Autumn Floral was available to the consumer market in 1964 to promote “…bright colors and designs to fit any décor.” With a golden yellow square floral design printed on a mustard yellow background, Autumn Floral was the precursor to the standard pattern Verdé released in 1967.
One of the larger promotional expansions, Autumn Floral was available on the 1-pint Round Casserole (471), the 1 ½ pint Round Casserole (472), the 1-quart Round Casserole (473), the 1 ½ quart Round Casserole (474) and the 2 ½ quart Round Casserole (475).
The smaller 471 and 472 casseroles were printed with one row of the square floral pattern while the larger 473, 474 and 475 casseroles were printed with two rows of the same pattern.
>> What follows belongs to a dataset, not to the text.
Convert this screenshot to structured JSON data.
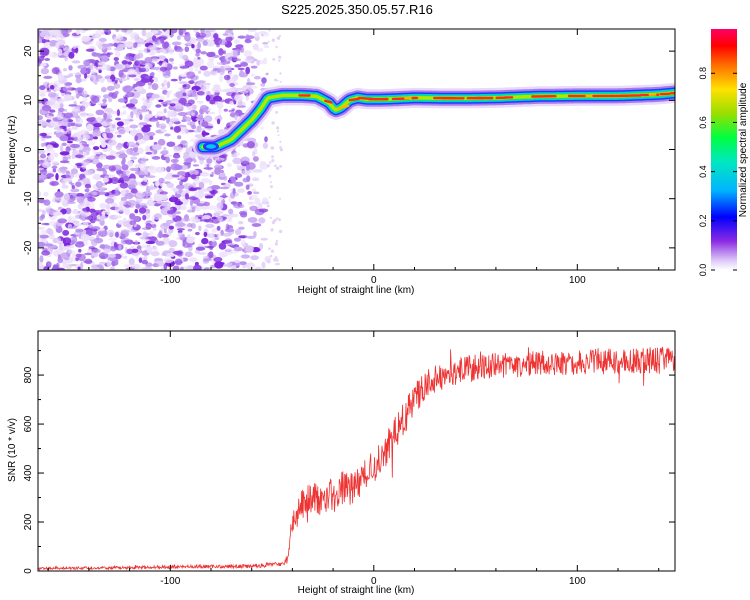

Corning Glass Works offered its first patterned opalware gift set in 1953 when the Heinz Baking Dish was sold in grocery stores. Widespread distribution of promotional patterns occurred after the overwhelming success of the 1956 release of seasonal “decorator casseroles.” Using existing Pyrex shapes, gift sets featured new patterns offered for a limited production time. They often came with mounters, cradles, or candlewarmers and were advertised in the spring to appeal to Mother’s Day and summer wedding shoppers and in the fall to give the holiday gift-buyers something new. Corning continued to produce gift sets through 1983, creating nearly 135 different gift set patterns during that time. Corning intended these pieces to be sold for a limited time, and directed retailers to remove older, unsold promotions from the shelves.
Often, patterns used for these gift items were unnamed, or given names descriptive of the dish’s purpose, like “chip and dip set.” Collectors over the years have assigned names more reflective of the specific pattern.